We've now seen two ways to update a structure: we can create a new
structure, or we can use set-structure!. How do we choose between
these methods? As a general rule, update a structure only if the
structure represents a persistent object and your program corresponds
to a real action. For example, address books are persistent objects
and updates to address books represent permanent changes that we wish
to make. In contrast, imagine that you were writing a program to play
chess and you wanted to see what would happen if you took a particular
move. You should not use a set-structure! to change the move because
you haven't yet decided to take that move (it's a preliminary, not a
real, action).
In the last class, there was a question regarding how to alter the
contents of a list. As we showed early in the course, we can think of
a list as a structure containing two fields, a first and a rest.
Therefore, we should be able to change the first and rest components
of a list using something similar to set-structure! The operators
that you need are called set-car! (to change the first) and set-cdr!

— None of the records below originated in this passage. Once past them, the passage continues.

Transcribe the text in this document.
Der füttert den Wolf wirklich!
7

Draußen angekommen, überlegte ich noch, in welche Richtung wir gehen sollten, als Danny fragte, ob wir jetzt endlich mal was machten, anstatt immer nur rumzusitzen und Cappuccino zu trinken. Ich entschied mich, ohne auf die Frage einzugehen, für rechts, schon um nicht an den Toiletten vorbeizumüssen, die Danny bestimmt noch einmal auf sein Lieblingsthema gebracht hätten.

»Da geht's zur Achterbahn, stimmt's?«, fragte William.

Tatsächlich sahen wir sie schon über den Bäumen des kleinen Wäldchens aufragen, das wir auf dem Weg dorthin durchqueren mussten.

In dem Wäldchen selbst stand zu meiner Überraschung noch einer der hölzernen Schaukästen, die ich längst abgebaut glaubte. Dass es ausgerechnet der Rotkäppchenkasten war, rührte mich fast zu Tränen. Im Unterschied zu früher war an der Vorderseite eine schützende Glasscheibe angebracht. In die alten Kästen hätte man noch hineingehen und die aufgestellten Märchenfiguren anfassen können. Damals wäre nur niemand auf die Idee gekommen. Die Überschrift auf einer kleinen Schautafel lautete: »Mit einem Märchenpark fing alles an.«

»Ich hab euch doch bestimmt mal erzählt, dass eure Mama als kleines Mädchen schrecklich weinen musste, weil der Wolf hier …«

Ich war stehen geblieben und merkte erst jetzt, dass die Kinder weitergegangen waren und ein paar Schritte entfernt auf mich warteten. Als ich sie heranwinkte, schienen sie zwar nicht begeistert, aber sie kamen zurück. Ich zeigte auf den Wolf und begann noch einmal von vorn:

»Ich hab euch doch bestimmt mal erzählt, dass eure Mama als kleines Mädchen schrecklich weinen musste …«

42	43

(to change the rest). Here are some examples:
> (define lst (list 1 2 3 4))
> lst
(list 1 2 3 4)
> (set-car! lst 5)
> lst
(list 5 2 3 4)
> (set-car! (rest lst) 7)
> lst
(list 5 7 3 4)
> (set-cdr! lst empty)
> lst
(list 5)
> (set-cdr! lst 3)
set-cdr!: second argument must be of type , given (list 5) and 3
set-car! and set-cdr! are like set-structure! in that they have effect
across function boundaries:
> (define (f lst)
(set-car! lst 5))
> (define l1 (list 1 2 3 4))
> l1
(list 1 2 3 4)
> (f l1)
> l1
(list 5 2 3 4)
Studying the effects of set! and set-structure! (which includes
set-car! and set-cdr!) leads us to ask an interesting question: when
are two structures or two lists the same? Consider the following two
structures:
(make-entry 'kathi 3)
(make-entry 'kathi 3)
Are these two structures the same? It depends on what we mean by "the
same". Certainly, they have the same contents; in one sense
therefore, they are the same. But are they the same structure? Let's
ask DrScheme. Scheme provides an operator eq? to test whether two
arbitrary values are the same:
> (eq? 4 4)
true
> (eq? 'a 'a)
true
> (eq? 'a 'A)
false
> (eq? 4 'a)
false
Thus, eq? is more general than either = or symbol=?, which require
their arguments to be of the appropriate type.

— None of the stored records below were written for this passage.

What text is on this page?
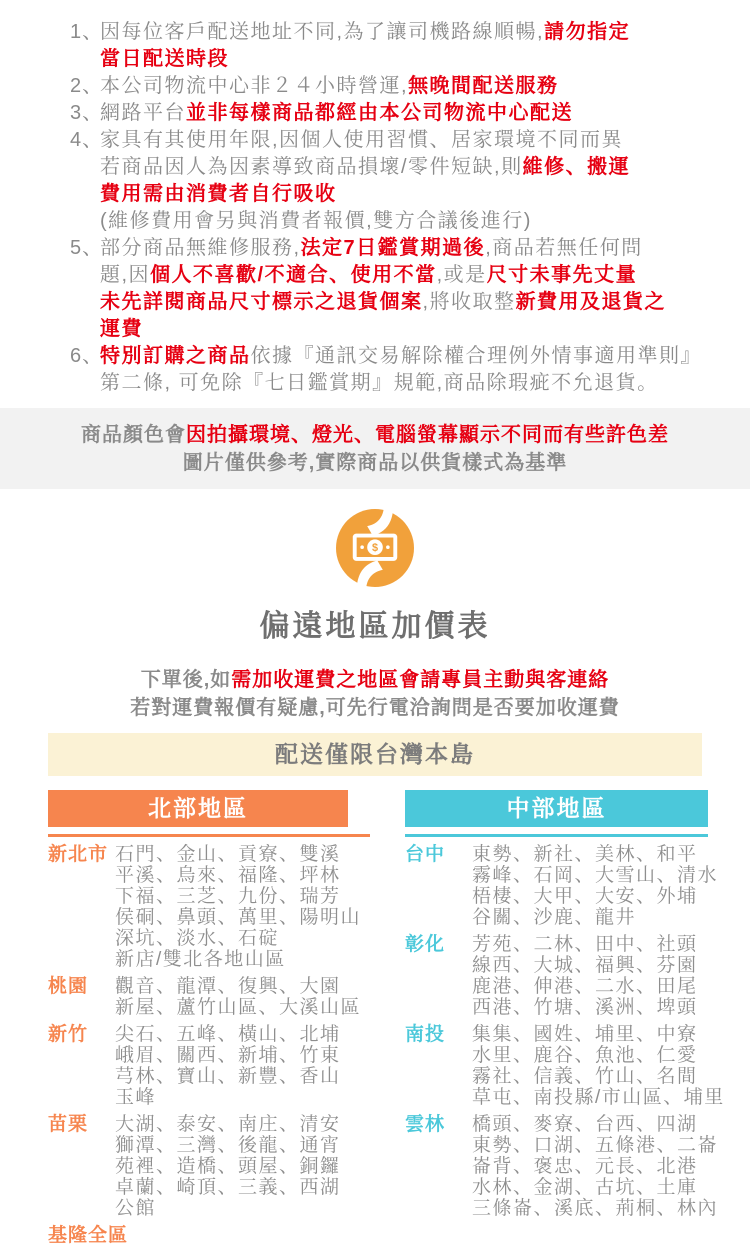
1、
因每位客戶配送地址不同,為了讓司機路線順暢,請勿指定
當日配送時段
2、
本公司物流中心非２４小時營運,無晚間配送服務
3、
網路平台並非每樣商品都經由本公司物流中心配送
4、
家具有其使用年限,因個人使用習慣、居家環境不同而異
若商品因人為因素導致商品損壞/零件短缺,則維修、搬運
費用需由消費者自行吸收
(維修費用會另與消費者報價,雙方合議後進行)
5、
部分商品無維修服務,法定7日鑑賞期過後,商品若無任何問
題,因個人不喜歡/不適合、使用不當,或是尺寸未事先丈量
未先詳閱商品尺寸標示之退貨個案,將收取整新費用及退貨之
運費
6、
特別訂購之商品依據『通訊交易解除權合理例外情事適用準則』
第二條, 可免除『七日鑑賞期』規範,商品除瑕疵不允退貨。
商品顏色會因拍攝環境、燈光、電腦螢幕顯示不同而有些許色差
圖片僅供參考,實際商品以供貨樣式為基準
$
偏遠地區加價表
下單後,如需加收運費之地區會請專員主動與客連絡
若對運費報價有疑慮,可先行電洽詢問是否要加收運費
配送僅限台灣本島
北部地區
新北市 石門、金山、貢寮、雙溪
平溪、烏來、福隆、坪林
下福、三芝、九份、瑞芳
侯硐、鼻頭、萬里、陽明山
深坑、淡水、石碇
新店/雙北各地山區
桃園	觀音、龍潭、復興、大園
新屋、蘆竹山區、大溪山區
新竹	尖石、五峰、橫山、北埔
峨眉、關西、新埔、竹東
芎林、寶山、新豐、香山
玉峰
苗栗	大湖、泰安、南庄、清安
獅潭、三灣、後龍、通宵
苑裡、造橋、頭屋、銅鑼
卓蘭、崎頂、三義、西湖
公館
基隆全區
中部地區
台中	東勢、新社、美林、和平
霧峰、石岡、大雪山、清水
梧棲、大甲、大安、外埔
谷關、沙鹿、龍井
彰化	芳苑、二林、田中、社頭
線西、大城、福興、芬園
鹿港、伸港、二水、田尾
西港、竹塘、溪洲、埤頭
南投	集集、國姓、埔里、中寮
水里、鹿谷、魚池、仁愛
霧社、信義、竹山、名間
草屯、南投縣/市山區、埔里
雲林	橋頭、麥寮、台西、四湖
東勢、口湖、五條港、二崙
崙背、褒忠、元長、北港
水林、金湖、古坑、土庫
三條崙、溪底、荊桐、林內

> (define-struct entry (name phone))
> (eq? (make-entry 'kathi 3) (make-entry 'kathi 3))
false
Thus, DrScheme says that
(make-entry 'kathi 3) and (make-entry 'kathi 3)
are not the same values. Is there a way to ask DrScheme whether two
structures have the same contents? Yes, it's called equal?
> (equal? (make-entry 'kathi 3) (make-entry 'kathi 3))
true
Intuitively, the difference between eq? and equal? is that eq? asks
whether two values were created at the same time and equal? asks
whether two values have the same structure. Here are some more
examples:
> (eq? (list 1 2) (list 1 2))
false
> (equal? (list 1 2) (list 1 2))
true
> (equal? (list 1 2) (list 2 1))
false
> (define-struct entry (name phone))
> (equal? (list (make-entry 'kathi 3))
(list (make-entry 'kathi 3)))
true
Unfortunately, our current distinction between eq? and equal? relies
on intuition. In order to explain this difference more precisely, we
have to get under the hood a bit to see how Scheme manages variables
and structured values.
We'll return to this point on Friday.